Is OPEC's Mission "Accomplished"?
OPEC’s goal of draining the global inventory surplus has finally been achieved.
The International Energy Agency said in its latest Oil Market Report that the supply overhang has pretty much vanished, thanks to OPEC’s efforts at limiting production. “It is not for us to declare on behalf of the Vienna agreement countries that it is ‘mission accomplished’, but if our outlook is accurate, it certainly looks very much like it,” the Paris-based energy agency wrote.
Market fundamentals are on a similar track compared to last month’s report. The IEA kept its oil demand forecast at 1.5 million barrels per day (mb/d), although it noted that the back-and-forth on trade tariffs between the U.S. and China puts the demand outlook at risk. For example, a 1 percent decline in global GDP growth would result in a reduction in demand growth by 690,000 bpd. “Oil demand would suffer the direct impact of lower bunker consumption and lower inland transportation of traded goods, reducing fuel oil and diesel use,” the IEA said. Still, the negative effects of a trade war remain to be seen.
The supply picture also looks about the same, with growth expected to hit a soaring 1.8 mb/d this year, underpinned by a staggering 1.3 mb/d growth rate from the U.S. However, the IEA said that its supply forecast is also vulnerable to some new potential risks. The pipeline bottleneck emerging in the Permian basin could slow the rate of growth of U.S. shale supply. “[T]here is concern about bottlenecks in takeaway capacity that have seen recent discounts for WTI Midland versus Houston widen to a record at nearly $9/bbl. This issue applies in Canada as well as in the US,” the IEA said.
The flip side of that is the unexpected production declines from OPEC. The IEA said that taken together, some 800,000 bpd of supply has been sidelined, dramatically bolstering the impact of the OPEC/non-OPEC cuts. “To all intents and purposes, more than a second Saudi Arabia has been added to the output agreement,” the agency wrote.
Sharp declines from Venezuela, in particular, are accentuating the agreement, helping to put OPEC’s compliance rate at 163 percent in March.
The agreement is succeeding in balancing the oil market. “With just under half of global oil supply subject to restraint and oil demand growing steadily, the impact on stocks has been substantial,” the IEA said.
Global inventories have plunged, with the surplus in the OECD falling to just 30 million barrels above the five-year average. At the same time, refined product stocks are actually below the five-year average. The IEA says that if output remains constant and the demand forecast lives up to expectations, the market could see inventories decline at a 0.6-mb/d pace for the rest of the year.
The data on inventories is not perfect. OECD numbers are published on a two-month lag, providing the market only with a retrospective look at the state of play. Also, the inventory data in the non-OECD -which, at this point accounts for the bulk of demand growth – is notoriously opaque, which makes sweeping conclusions about the oil market tricky.
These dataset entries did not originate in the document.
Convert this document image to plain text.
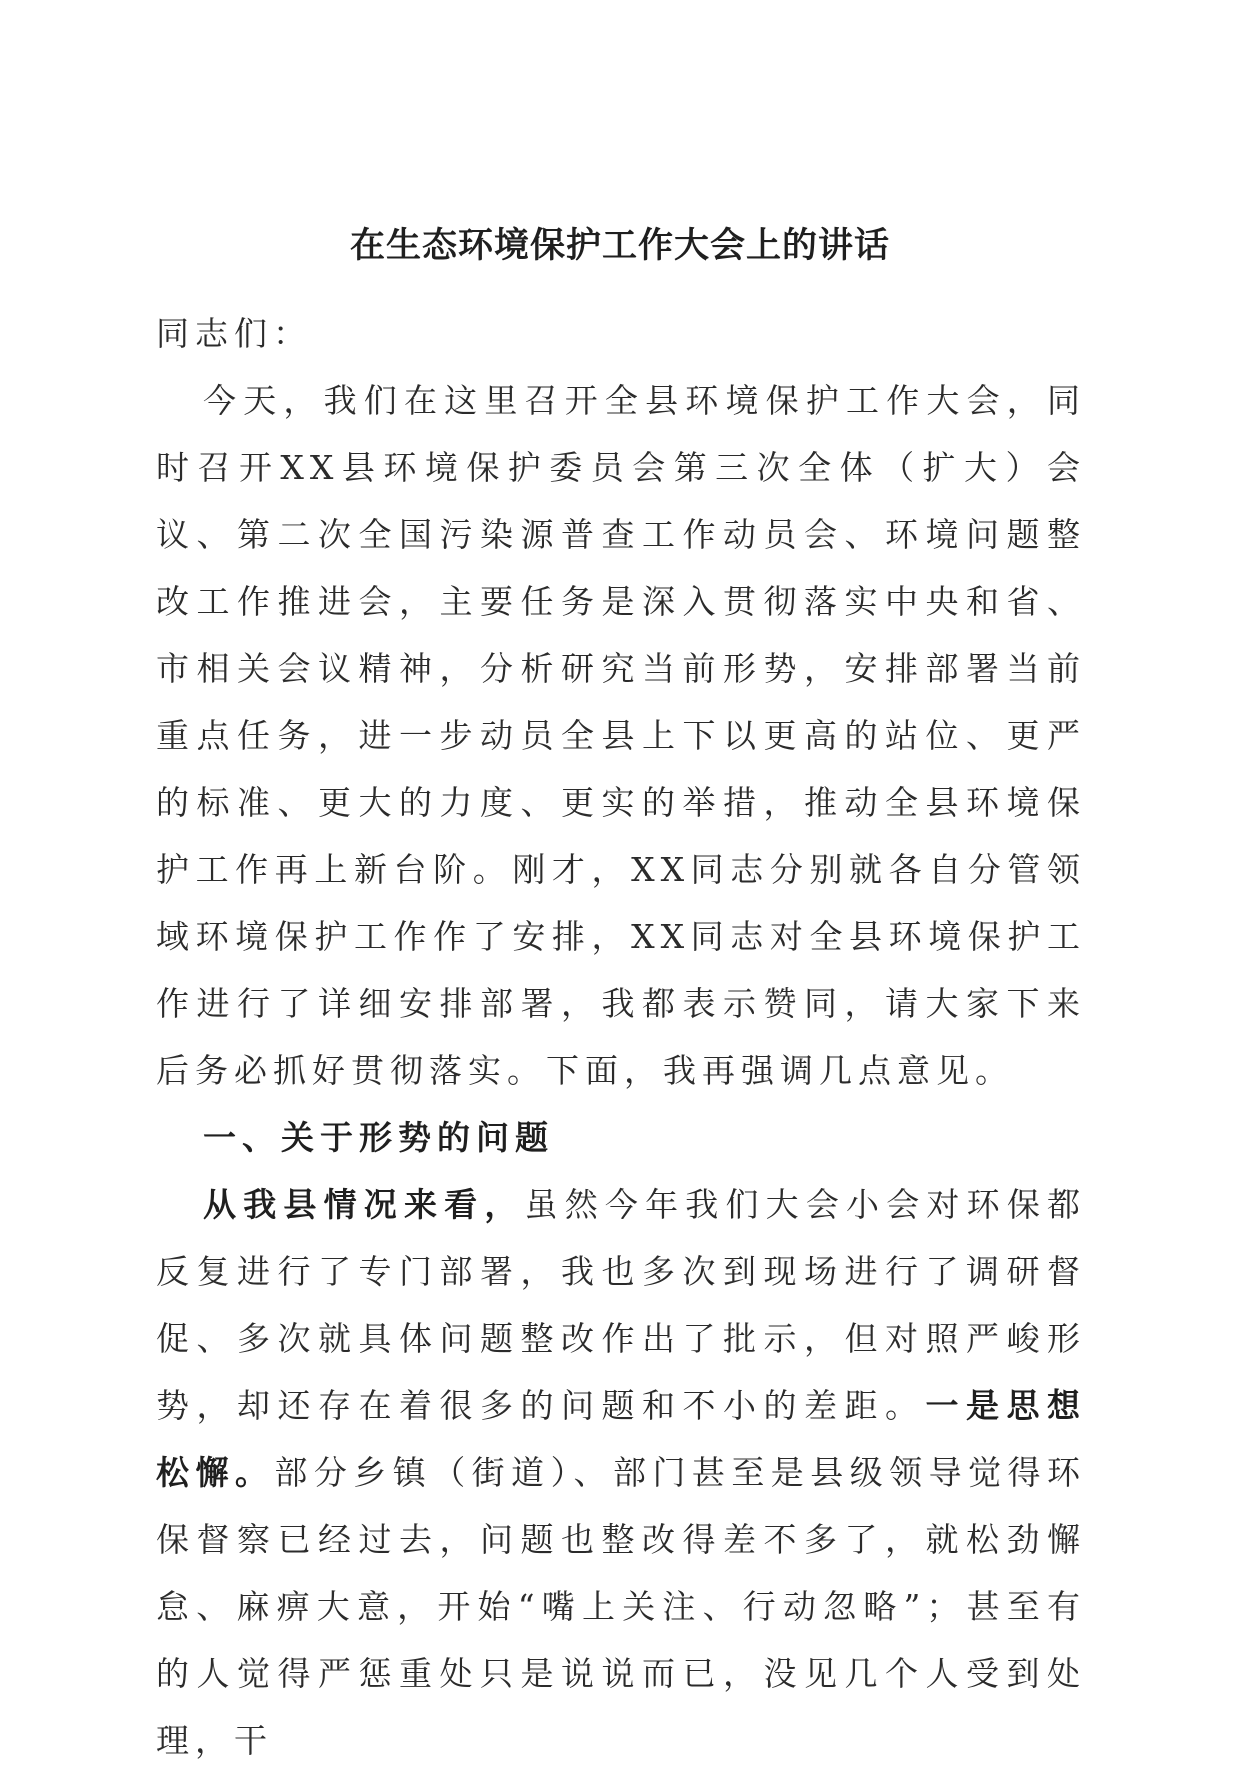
在生态环境保护工作大会上的讲话

同志们：

今天，我们在这里召开全县环境保护工作大会，同时召开XX县环境保护委员会第三次全体（扩大）会议、第二次全国污染源普查工作动员会、环境问题整改工作推进会，主要任务是深入贯彻落实中央和省、市相关会议精神，分析研究当前形势，安排部署当前重点任务，进一步动员全县上下以更高的站位、更严的标准、更大的力度、更实的举措，推动全县环境保护工作再上新台阶。刚才，XX同志分别就各自分管领域环境保护工作作了安排，XX同志对全县环境保护工作进行了详细安排部署，我都表示赞同，请大家下来后务必抓好贯彻落实。下面，我再强调几点意见。

一、关于形势的问题

从我县情况来看，虽然今年我们大会小会对环保都反复进行了专门部署，我也多次到现场进行了调研督促、多次就具体问题整改作出了批示，但对照严峻形势，却还存在着很多的问题和不小的差距。一是思想松懈。部分乡镇（街道）、部门甚至是县级领导觉得环保督察已经过去，问题也整改得差不多了，就松劲懈怠、麻痹大意，开始“嘴上关注、行动忽略”；甚至有的人觉得严惩重处只是说说而已，没见几个人受到处理，干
With those caveats in mind, the IEA said the long-sought market “rebalancing” effort may have arrived. “With markets expected to tighten, it is possible that when we publish OECD stocks data in the next month or two they will have reached or even fallen below the five-year average target.”
Against that backdrop, the reassertion of geopolitical uncertainty is now heavily influential. “As we write, uncertainty about the next steps in Syria and Yemen have helped propel the price of Brent crude oil back above $70/bbl.”
Even as OPEC has apparently achieved its goal of draining surplus stocks, the group seems set on keeping the cuts in place through the rest of this year. That likely means it will formulate new criteria to justify ongoing cuts. “OPEC is within rapid reach of its first announced goals and will have to come up with a new metric for the June meeting if it wants the agreement to last into the second half of the year,” Olivier Jakob of Petromatrix told Reuters.